Seventeen flood-prone properties in Plymouth Township were bought out by the government and demolished in 2007, and another 30 buyouts are in the works, a municipal official said.
A government buyout of another 21 properties in Shickshinny is also pending, the borough said.
Meanwhile, recent flood victims in several other municipalities have been questioning their inability to get bought out.
The pending buyouts in both municipalities stem from an application made in 2010.
Funding to buy and demolish flood-prone properties becomes available in any municipality when there’s a federal disaster declaration somewhere in the state.
The county sent letters to all municipalities with structures that have been flooded around July 2010 to inform them that flood buyout money was available due to snow events in western Pennsylvania that February.
Plymouth Township and Shickshinny were the only municipalities to apply in 2010, county Flood Protection Authority Chairman Stephen A. Urban and authority Executive Director Jim Brozena said during Tuesday’s authority meeting.
Federal, state funding
The federal government is funding 75 percent of these buyouts, and the state picks up the rest of the tab, Brozena said.
Shickshinny received notice last month that its 2010 request for 21 buyouts was approved, said borough secretary/treasurer Melissa Weber, who is also the borough’s agent for the buyout program.
The Pennsylvania Emergency Management Agency (PEMA) ultimately decides which properties are approved for the buyout, Weber said.
Borough officials chose to seek buyouts for the benefit of property owners, even though the loss of tax revenue and residents hurts the municipality, Weber said.
Municipalities must accept ownership and maintain the properties, with the agreement that the sites will never be developed, Weber said.
“It’s a burden for the municipality, but Shickshinny has historically taken the residents’ needs into account first and foremost,” she said.
Plymouth Township Supervisor Gale Conrad said the 17 buyouts and demolitions in the township in 2007 stemmed from an application made after a federal disaster declaration in 2006. The government provided roughly $1.3 million to acquire and tear down those properties, she said.

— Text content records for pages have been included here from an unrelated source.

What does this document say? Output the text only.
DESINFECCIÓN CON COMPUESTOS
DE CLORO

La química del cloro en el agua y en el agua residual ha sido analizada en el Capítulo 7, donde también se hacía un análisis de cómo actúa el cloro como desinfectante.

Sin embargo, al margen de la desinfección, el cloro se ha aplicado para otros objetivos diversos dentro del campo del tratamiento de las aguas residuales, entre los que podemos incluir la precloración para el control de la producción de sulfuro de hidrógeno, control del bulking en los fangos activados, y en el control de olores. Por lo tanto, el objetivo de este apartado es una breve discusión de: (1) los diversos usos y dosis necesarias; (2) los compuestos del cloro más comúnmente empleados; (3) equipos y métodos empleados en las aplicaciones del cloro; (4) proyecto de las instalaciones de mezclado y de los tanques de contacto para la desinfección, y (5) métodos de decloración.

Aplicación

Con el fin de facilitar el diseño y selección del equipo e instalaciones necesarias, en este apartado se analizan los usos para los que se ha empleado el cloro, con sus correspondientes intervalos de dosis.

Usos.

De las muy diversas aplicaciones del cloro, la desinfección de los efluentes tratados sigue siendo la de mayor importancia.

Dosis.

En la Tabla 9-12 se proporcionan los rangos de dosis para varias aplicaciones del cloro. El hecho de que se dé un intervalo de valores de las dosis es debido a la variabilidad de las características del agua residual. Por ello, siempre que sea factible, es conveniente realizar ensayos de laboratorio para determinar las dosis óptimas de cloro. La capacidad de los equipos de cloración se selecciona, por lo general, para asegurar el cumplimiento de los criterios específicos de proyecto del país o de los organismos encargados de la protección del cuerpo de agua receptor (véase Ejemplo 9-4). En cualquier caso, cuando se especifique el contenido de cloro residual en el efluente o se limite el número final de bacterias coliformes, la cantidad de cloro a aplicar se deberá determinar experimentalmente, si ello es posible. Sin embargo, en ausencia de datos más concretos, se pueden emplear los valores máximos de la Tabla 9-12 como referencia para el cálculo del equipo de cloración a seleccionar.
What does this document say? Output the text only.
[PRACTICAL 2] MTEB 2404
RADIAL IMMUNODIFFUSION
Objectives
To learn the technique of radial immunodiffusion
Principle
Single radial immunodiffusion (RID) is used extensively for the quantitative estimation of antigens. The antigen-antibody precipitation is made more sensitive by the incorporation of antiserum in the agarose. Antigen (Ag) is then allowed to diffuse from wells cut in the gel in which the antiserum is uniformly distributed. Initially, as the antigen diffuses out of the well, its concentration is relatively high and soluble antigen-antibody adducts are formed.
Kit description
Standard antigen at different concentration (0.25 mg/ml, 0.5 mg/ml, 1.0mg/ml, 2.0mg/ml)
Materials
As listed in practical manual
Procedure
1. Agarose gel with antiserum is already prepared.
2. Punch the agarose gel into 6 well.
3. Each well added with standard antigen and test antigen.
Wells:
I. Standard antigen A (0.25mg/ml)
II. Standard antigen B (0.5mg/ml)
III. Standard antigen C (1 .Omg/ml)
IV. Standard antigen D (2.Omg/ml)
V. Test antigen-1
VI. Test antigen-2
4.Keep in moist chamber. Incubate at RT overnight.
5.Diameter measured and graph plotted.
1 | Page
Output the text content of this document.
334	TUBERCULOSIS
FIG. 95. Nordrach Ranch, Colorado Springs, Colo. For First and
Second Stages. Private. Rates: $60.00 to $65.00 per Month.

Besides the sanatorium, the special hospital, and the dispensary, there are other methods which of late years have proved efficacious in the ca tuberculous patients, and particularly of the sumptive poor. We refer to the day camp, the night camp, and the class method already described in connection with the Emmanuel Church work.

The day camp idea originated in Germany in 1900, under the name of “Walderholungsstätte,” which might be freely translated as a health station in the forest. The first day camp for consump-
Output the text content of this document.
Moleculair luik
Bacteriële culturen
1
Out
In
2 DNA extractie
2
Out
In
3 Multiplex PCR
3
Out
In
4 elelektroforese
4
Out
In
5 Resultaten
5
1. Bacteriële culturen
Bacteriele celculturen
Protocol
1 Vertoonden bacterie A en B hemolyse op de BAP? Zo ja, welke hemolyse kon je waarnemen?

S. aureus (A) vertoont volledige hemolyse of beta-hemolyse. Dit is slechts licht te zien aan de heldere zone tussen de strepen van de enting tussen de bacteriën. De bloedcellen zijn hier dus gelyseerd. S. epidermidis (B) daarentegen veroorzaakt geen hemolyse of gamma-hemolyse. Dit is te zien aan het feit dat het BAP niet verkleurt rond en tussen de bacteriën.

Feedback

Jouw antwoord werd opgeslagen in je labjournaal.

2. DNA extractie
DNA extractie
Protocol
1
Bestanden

The pending demolition of another 30 properties will create a void, but the township is putting residents first, she said.
“You have buyouts to help folks, which is very important, but there go your tax dollars and residents,” Conrad said.
She stressed the township will aggressively seek any additional funding for buyouts that becomes available as a result of recent federal disaster declarations from Hurricane Irene and Tropical Storm Lee.
More alerts planned
County officials said they will again issue letters to all municipalities to alert them of buyout application deadlines for these disasters.
The county oversees a different buyout program set up to help municipalities along the Susquehanna River that aren’t protected by the Wyoming Valley levee, and about 300 properties are on this buyout waiting list in the county.
About 15 properties in Shickshinny, Plymouth Township and Jenkins Township were bought out through the program in recent years, but buyouts have slowed because the federal government has not provided roughly $15 million earmarked for the program, Brozena said.
“In the last few years when we requested federal appropriations, we haven’t received the money, which is why we haven’t been able to move on mitigation projects,” he said.
New buyout requests won’t be added because the remaining $15 million won’t come close to funding the pending projects, Brozena said.
The county has roughly $2 million for the program, and Urban said he’d like to use the money to acquire some of the properties on the waiting list, especially ones that are no longer livable.
The $2 million isn’t just for Luzerne County, Brozena said. He said it must be shared with four other counties that are part of the county’s hazard mitigation program -- Columbia, Montour, Northumberland and Snyder.
Another 300 projects, mostly buyouts, are also on the waiting list in the other four counties, he said.